Крокодиломакак молча прикрыл глаза пятнистыми веками и затрусил впереди, подметая пол кончиками передних лап. Они вступили в приёмную, где Элоиза по-прежнему полировала когти, и уже повернулись к ней спиной, чтобы выйти в холл, но вдруг позади них раздался сильный хлопок и самый мерзкий визг, какой только можно себе представить. Все резко дёрнули головами и успели заметить, как из факса, стоящего на столе Элоизы, вырвался язык тёмного пламени, но почему-то не к потолку, а горизонтально, по направлению к птерокурице, и опалил ей весь педикюр. Продолжая злобно визжать, та выхватила из настольного письменного прибора длинные щипцы, вытянула из факса огненный язык и, швырнув его на пол, набросила на него что-то вроде резинового коврика очень странной формы. Затем она шлёпнулась на коврик задом, попрыгала так с минуту и, сочтя, что этого недостаточно, принялась яростно топтать его лапами, оставляя на резине следы чёрного лака, а в воздухе — запах гари. Наконец она подняла коврик, и все увидели, что пламя как бы покрылось стекловидной плёнкой, хотя и продолжает ворочаться и клубиться под ней. Тогда Элоиза взяла этот странный клок огня брезгливо поджатыми когтями, вернулась за стол и, положив перед собой горящее письмо, углубилась в чтение.

Чудовище, которому поручили Акселя и Кри, спокойно повернулось и двинулось прочь. Миновали холл со вспыхнувшими факелами, затем вступили в тёмный дугообразный коридор, который, видимо, обвивал каменной спиралью весь замок, и отправились по нему — вверх. Аксель старался запомнить дорогу, что пока было весьма просто — ни дверей, ни развилок. Крокодиломакак двигался быстро и бесшумно, с обезьяньей лёгкостью, и ни разу не покосился горящими глазами на детей, чтобы проверить, поспевают ли они за ним. Но Кри была только рада этому.

— Никогда его не позову, — шепнула она брату. — Он ужасный!

— Нам надо поговорить, — ответил Аксель. — Как только эта тварь уйдёт…

— Я не уйду, — вдруг сказал Пралине голосом Акселя, так, что Кри тихонько ойкнула. — Чтобы я ушёл, надо щёлкнуть пальцами и сказать: «Шахтель!» — Это слово он произнёс с явным отвращением. — Чтоб я появился — то же самое, и сказать: «Десерт».

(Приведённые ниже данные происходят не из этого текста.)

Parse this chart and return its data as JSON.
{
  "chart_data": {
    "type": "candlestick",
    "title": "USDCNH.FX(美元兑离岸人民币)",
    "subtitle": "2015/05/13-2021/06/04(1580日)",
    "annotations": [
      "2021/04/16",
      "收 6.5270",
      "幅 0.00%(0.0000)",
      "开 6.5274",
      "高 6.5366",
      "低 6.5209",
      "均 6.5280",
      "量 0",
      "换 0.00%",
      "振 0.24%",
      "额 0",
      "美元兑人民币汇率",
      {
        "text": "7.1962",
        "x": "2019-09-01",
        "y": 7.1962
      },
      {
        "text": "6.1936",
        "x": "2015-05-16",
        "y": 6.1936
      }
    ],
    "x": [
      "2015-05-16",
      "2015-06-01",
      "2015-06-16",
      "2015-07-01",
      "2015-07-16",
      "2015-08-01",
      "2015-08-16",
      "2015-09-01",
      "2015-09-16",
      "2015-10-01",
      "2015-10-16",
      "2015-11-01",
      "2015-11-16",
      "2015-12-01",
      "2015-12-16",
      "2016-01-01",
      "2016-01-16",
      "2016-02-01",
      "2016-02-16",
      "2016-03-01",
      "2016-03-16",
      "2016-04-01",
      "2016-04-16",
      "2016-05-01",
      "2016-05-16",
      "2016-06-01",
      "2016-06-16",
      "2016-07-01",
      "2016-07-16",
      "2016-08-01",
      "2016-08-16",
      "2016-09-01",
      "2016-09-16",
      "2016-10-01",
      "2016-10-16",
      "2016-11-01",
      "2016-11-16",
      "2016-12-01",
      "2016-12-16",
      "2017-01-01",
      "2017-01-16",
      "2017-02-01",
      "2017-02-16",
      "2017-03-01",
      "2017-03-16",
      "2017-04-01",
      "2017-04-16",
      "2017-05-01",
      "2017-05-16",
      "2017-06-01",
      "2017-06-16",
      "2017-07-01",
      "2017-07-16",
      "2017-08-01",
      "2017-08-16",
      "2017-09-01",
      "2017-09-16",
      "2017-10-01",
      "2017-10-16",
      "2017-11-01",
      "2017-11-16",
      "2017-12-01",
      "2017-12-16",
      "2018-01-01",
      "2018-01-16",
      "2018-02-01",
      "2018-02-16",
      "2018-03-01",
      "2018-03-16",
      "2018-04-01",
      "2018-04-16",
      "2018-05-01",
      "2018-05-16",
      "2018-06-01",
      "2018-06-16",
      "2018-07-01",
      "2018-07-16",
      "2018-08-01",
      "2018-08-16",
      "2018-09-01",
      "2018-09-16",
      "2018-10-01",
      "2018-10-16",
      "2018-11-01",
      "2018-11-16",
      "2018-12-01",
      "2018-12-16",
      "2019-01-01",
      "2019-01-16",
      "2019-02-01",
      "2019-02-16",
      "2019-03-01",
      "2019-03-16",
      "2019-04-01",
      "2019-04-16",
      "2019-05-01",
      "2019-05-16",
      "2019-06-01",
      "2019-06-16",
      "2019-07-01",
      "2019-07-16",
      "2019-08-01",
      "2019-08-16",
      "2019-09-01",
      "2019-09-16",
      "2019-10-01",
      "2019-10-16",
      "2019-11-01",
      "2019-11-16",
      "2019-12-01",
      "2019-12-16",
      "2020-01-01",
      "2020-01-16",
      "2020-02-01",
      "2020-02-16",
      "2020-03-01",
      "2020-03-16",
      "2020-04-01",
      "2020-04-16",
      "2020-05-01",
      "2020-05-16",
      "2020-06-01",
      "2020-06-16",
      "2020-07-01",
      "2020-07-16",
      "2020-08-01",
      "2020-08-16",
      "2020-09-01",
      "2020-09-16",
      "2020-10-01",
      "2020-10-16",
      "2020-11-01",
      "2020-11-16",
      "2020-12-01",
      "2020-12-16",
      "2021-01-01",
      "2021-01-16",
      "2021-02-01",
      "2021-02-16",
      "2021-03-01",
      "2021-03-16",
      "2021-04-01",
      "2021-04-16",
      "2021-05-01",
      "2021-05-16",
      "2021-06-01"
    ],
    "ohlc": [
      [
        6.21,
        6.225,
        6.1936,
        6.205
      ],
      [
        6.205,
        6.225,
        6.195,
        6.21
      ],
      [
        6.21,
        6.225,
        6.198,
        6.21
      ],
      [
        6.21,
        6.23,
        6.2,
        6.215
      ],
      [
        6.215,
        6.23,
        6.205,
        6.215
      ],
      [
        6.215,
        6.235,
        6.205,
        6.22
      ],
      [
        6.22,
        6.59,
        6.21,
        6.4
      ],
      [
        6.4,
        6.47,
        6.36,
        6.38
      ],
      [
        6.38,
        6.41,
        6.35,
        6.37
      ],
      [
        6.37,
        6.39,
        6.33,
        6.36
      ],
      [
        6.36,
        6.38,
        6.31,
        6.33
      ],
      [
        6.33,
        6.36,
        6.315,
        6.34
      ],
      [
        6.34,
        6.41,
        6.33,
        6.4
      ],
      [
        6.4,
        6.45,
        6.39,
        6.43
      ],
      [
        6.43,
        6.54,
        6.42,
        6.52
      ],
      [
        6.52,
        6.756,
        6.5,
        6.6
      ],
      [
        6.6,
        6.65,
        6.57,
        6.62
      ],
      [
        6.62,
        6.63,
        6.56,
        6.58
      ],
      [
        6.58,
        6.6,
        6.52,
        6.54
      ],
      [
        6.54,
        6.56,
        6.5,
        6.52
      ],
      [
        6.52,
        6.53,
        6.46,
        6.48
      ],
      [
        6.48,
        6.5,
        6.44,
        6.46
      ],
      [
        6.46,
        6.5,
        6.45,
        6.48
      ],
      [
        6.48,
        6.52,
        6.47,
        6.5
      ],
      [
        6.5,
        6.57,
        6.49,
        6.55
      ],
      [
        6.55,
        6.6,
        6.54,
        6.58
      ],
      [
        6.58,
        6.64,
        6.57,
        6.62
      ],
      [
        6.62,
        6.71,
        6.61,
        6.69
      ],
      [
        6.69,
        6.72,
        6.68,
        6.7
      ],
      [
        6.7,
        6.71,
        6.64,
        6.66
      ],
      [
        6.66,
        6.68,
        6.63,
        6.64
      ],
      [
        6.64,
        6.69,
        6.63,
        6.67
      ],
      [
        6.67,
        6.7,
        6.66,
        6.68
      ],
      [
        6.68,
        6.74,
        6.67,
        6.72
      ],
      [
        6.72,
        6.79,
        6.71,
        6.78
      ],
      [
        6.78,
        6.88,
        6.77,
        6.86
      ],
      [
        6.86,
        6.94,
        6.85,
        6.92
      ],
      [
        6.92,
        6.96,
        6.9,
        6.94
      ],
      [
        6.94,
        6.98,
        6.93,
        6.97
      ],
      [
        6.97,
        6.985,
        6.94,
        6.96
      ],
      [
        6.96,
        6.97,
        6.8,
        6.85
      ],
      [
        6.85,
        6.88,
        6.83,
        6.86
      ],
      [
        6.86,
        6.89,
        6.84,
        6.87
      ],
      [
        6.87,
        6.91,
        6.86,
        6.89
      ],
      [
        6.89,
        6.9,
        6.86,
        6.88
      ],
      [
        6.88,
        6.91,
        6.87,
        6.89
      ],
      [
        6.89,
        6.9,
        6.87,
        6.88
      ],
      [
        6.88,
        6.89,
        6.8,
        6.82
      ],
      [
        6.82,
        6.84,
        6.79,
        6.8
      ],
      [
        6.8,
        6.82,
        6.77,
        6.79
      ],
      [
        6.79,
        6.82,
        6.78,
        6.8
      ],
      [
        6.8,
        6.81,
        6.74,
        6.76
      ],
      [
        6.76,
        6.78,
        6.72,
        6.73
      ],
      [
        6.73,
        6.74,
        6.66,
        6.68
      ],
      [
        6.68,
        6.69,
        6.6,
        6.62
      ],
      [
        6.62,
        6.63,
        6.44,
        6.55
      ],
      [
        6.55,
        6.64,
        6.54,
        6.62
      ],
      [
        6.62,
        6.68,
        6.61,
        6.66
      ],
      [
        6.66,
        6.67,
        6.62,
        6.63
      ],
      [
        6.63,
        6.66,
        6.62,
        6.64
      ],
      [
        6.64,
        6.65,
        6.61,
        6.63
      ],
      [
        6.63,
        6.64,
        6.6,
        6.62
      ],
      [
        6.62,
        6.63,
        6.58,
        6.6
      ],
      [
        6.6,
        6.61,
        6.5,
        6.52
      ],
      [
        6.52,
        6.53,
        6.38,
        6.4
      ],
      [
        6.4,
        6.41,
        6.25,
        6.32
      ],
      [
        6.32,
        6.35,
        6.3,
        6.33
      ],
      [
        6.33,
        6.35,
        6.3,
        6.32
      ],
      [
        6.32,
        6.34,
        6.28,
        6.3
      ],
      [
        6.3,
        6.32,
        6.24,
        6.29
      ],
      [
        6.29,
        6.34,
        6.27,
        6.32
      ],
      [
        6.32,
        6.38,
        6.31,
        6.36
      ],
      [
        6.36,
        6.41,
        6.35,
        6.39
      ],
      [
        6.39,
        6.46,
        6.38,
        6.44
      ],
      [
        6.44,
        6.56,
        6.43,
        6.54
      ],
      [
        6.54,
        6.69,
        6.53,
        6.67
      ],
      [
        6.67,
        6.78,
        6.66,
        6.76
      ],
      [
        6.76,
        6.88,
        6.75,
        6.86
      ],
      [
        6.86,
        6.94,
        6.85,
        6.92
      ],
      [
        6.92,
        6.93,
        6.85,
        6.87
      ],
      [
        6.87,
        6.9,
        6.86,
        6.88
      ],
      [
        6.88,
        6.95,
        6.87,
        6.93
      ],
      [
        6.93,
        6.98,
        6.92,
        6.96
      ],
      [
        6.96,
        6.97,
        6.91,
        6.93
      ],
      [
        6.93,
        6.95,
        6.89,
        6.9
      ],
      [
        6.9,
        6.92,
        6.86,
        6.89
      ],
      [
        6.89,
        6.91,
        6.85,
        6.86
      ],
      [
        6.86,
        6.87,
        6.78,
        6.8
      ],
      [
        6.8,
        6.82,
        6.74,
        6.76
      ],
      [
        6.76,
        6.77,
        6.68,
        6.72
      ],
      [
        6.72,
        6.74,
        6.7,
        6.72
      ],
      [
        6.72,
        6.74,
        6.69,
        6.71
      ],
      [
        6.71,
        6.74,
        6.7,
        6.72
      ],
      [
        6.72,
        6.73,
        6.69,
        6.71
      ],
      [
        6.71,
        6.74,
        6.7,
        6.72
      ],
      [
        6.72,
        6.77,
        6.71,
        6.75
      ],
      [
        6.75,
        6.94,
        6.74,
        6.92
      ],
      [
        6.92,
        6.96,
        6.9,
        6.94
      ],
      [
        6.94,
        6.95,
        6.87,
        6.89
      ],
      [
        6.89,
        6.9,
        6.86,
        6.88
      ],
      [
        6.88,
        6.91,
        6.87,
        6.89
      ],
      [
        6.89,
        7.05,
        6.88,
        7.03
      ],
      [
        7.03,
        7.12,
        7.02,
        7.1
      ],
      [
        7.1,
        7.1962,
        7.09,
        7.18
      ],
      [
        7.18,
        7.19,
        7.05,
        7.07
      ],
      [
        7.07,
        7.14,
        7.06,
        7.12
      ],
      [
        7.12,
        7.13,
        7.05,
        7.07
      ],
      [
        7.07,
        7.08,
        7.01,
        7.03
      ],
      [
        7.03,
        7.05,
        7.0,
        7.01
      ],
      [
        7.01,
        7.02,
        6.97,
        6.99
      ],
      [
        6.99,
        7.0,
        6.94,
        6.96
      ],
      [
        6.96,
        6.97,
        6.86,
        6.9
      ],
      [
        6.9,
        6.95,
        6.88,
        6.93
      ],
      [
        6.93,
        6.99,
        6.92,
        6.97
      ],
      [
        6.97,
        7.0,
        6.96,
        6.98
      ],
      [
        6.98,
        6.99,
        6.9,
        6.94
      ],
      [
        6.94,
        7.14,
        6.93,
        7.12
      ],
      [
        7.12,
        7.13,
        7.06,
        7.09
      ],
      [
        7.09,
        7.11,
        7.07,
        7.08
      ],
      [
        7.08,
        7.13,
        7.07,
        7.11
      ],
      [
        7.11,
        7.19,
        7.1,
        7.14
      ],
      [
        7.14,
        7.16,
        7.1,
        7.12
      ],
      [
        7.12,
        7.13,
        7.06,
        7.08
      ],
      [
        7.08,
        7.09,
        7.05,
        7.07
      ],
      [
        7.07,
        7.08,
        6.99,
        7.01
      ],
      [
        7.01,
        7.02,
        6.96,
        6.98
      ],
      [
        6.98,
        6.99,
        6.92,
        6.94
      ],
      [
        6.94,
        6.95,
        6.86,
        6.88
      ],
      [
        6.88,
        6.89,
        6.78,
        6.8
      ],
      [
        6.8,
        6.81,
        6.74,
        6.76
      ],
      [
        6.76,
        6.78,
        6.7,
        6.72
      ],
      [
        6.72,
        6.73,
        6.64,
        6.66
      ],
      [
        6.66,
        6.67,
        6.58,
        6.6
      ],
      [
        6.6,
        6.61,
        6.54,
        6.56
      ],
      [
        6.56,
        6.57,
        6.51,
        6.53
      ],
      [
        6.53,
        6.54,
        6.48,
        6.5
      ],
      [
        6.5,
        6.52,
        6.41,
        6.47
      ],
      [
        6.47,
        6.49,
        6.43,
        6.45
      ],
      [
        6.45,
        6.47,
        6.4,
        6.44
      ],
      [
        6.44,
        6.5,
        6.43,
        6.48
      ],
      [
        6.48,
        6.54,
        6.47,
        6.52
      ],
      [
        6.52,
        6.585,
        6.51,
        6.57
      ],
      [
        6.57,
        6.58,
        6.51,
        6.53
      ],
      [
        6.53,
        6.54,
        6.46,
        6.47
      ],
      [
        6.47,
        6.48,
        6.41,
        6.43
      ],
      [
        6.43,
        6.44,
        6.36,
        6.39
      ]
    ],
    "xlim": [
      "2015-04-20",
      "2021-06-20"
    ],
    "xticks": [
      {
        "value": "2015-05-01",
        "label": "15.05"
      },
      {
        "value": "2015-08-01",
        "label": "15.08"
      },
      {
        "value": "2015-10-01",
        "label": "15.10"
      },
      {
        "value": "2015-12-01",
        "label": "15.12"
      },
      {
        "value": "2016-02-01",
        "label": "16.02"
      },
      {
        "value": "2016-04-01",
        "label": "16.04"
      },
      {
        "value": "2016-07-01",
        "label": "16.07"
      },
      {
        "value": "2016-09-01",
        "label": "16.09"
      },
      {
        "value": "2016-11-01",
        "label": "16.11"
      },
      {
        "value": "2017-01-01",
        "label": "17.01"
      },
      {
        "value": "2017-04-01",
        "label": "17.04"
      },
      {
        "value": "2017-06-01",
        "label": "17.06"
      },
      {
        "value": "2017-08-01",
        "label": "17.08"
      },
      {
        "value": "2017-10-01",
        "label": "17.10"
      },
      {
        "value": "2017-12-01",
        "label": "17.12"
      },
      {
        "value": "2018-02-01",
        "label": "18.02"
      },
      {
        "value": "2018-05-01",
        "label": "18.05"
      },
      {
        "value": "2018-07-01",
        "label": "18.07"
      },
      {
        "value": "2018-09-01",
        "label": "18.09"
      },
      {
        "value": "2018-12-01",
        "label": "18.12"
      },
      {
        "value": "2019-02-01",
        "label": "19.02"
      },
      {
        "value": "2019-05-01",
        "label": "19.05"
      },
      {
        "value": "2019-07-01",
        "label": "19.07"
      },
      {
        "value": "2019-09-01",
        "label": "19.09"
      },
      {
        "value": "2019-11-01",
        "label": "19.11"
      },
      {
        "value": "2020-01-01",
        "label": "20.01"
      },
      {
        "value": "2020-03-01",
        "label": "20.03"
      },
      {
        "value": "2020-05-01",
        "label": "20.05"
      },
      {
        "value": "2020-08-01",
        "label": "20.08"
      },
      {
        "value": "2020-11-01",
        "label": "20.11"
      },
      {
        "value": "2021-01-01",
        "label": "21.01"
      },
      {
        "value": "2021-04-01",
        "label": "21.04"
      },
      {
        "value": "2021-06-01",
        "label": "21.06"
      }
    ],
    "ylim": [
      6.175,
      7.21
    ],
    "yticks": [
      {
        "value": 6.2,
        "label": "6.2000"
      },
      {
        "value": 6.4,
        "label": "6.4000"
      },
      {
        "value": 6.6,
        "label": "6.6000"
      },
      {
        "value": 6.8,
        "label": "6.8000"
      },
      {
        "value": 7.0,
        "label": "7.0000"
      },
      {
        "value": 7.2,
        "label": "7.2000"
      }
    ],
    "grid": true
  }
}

— А у тебя хороший слух, — неловко протянул Аксель. — Но почему ты говоришь моим голосом?

— На слух мы и впрямь не жалуемся, — хмыкнул жуткий провожатый. — Как раз потому, что собственных голосов у нас, младших духов, нет. Мы слышим мысли друг друга. Так что мне моя пастка, — он любовно щёлкнул челюстями, приведя Кри в дрожь, — нужна вовсе не для общения… А вот у старших духов голоса есть, но нет пасти или, по-вашему, рта. Ясно? — издевательски прибавил он голосом Фибаха.

— Я… ясно.

— Если же ты хочешь что-то сказать другой половине себя… сестре, да?.. — вновь заговорил Пралине голосом Акселя, — да ещё так, чтобы я не слышал, то у тебя только один выход, человечек, — попроси меня оглохнуть. Пальцами можешь не щёлкать. Или подожди, пока я уйду… И знай, — угрюмо прибавил он, — мысли человечков ни старшие, ни младшие духи читать не могут. Но если захотим услышать, о чём вы между собой говорите, — услышим за миллионы миль!

Аксель ошарашенно молчал.

— Впрочем, тебе нечего бояться, что я или кто другой из духов будем вас подслушивать, — успокоил его крокодиломакак. — Я таких решений без старшего духа не принимаю. А кто вы такие, чтобы о вас беспокоился старший дух, не говоря уже о диспетчерах? Какой вред от вас, что за польза? Вы даже ни одного заклятия не знаете!

— А кто знает? Элоиза?

— Элоизе не положено знать заклятий! — сказал Пралине, мрачно щёлкнув пастью. — Она не дух.

— Кто же она? — осторожно уточнил Аксель.

— Подопытное птичье существо. И в своё время будет растерзана! — Пралине явно не выносил подопытных птичьих существ вообще, а Элоизу в частности.

— А… если она самовольно применит заклятие? Такое возможно?

— Возможно, пока не узнает старший дух…

— И что тогда?

— Тогда она будет растерзана!

И, прежде чем Аксель успел обдумать следующий вопрос (и даже решить, а надо ли его задавать — вдруг здесь за лишние вопросы полагается уже известное наказание?), болтун Пралине добавил:

— Здесь, наверху, любят подслушивать, но делают это сами, без заклятий. Потому что никто ничего не умеет!

— Пра-авда? — Аксель даже остановился, радуясь. Ещё один длинный язык — да так скоро! Замерла и Кри, толком не понимая, что происходит, но чувствуя, что не надо мешать. Крокодиломакак тоже остановился, на сей раз повернув к детям уродливую вытянутую голову с горящими в темноте глазами. Мрак сгустился так, что казалось, словно эти глаза смотрят из стены.

— А… как же профессор Фибах? Он тоже ничего не умеет? — торопливо прошептал Аксель.

— Он умеет. Но мало. Знает лишь то, что мы скажем.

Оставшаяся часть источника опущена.